Special Assistant for Health Affairs
- Incumbent
- Assumed office 22 April 2026
- Prime Minister: Tarique Rahman

Personal details
- Alma mater: Sher-e-Bangla Medical College, Umeå University
- Occupation: Politician

= S. M. Ziauddin Hyder =

Bangladeshi public health expert, nutritionist, development worker

S. M. Ziauddin Hyder is a Bangladeshi public health expert, nutritionist, development worker, teacher and politician. He has worked in public health, nutrition and development in various countries across Asia, Africa and South America for more than three decades. He served for many years as a senior health specialist at World Bank. In April 2026, he was appointed Special Assistant to the Prime Minister for Health Affairs with the rank of a state minister. He previously served as an adviser to the chairperson of Bangladesh Nationalist Party (BNP) and as a member of its election management committee.

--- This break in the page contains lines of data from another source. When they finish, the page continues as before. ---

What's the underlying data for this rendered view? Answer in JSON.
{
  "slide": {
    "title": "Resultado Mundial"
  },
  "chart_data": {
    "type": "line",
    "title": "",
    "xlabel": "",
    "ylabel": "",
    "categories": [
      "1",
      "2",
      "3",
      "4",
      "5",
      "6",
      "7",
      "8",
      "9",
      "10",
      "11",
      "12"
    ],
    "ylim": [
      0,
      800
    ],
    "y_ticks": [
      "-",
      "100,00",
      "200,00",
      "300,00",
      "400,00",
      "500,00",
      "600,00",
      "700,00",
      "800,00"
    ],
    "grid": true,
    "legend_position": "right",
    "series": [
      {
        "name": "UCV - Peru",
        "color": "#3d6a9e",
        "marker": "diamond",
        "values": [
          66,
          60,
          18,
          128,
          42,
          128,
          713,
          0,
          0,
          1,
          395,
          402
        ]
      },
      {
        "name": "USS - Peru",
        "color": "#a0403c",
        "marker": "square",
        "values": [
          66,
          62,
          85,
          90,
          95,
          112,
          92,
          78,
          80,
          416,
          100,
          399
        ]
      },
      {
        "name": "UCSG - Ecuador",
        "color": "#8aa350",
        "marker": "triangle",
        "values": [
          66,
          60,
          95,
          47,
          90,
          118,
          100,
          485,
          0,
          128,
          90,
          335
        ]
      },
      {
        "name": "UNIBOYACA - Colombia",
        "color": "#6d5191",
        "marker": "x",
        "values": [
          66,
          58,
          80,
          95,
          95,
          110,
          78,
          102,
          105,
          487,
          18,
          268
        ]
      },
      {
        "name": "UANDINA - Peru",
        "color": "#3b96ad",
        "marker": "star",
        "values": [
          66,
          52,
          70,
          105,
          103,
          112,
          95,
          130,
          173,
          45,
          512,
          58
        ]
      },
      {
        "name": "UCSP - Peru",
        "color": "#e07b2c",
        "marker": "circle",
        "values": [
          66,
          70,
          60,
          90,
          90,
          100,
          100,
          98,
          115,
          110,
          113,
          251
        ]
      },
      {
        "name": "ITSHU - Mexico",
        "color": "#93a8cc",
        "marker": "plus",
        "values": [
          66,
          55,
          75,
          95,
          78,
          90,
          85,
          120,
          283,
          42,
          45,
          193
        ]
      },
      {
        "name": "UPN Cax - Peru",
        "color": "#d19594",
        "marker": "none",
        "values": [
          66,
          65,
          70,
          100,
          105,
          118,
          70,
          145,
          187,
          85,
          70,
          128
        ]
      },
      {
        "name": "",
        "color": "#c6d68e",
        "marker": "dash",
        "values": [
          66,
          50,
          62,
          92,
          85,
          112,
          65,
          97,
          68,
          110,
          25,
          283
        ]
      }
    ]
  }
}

==Early life and education==
He was born in Naikathi village of Jhalokathi Sadar Upazila. His father Hormuz Ali was a senior assistant secretary in Bangladesh government. He obtained his MBBS degree from Sher-e-Bangla Medical College. He later completed a master's degree in Food and Nutrition Planning from University of the Philippines. He received a PhD from Umeå University. His doctoral research focused on nutrition and epidemiology.

==Career==
As a public health specialist and development professional, Hyder worked for 30 years in 35 countries across Asia, Africa and South America on sustainable health, nutrition and development. He served as a senior health specialist at World Bank and was the cluster leader for health, nutrition and population programs in Cambodia and Laos until February 2024. He also taught at BRAC University and University of Toronto.

===Political career===
Hyder became involved in politics during his student years. He was a joint convener of first committee of Dhaka College Chhatra Dal. During 1980s, he served as a vice-president of Barisal District Chhatra Dal. He also served as president of Sher-e-Bangla Medical College Chhatra Dal.

After retiring from World Bank, he was appointed a member of BNP Chairperson's Advisory Council in March 2025. Later, during 13th general election, he was appointed a member of BNP's central election management committee.

==Appointment==
On 22 April 2026, Ministry of Public Administration issued a notification Special Assistant to the Prime Minister for Health Affairs with the rank of a state minister.

According to notification, he was appointed on a contractual basis and will serve from the date of joining until the expiration of the Prime Minister's term or until further notice, subject to the satisfaction of the Prime Minister.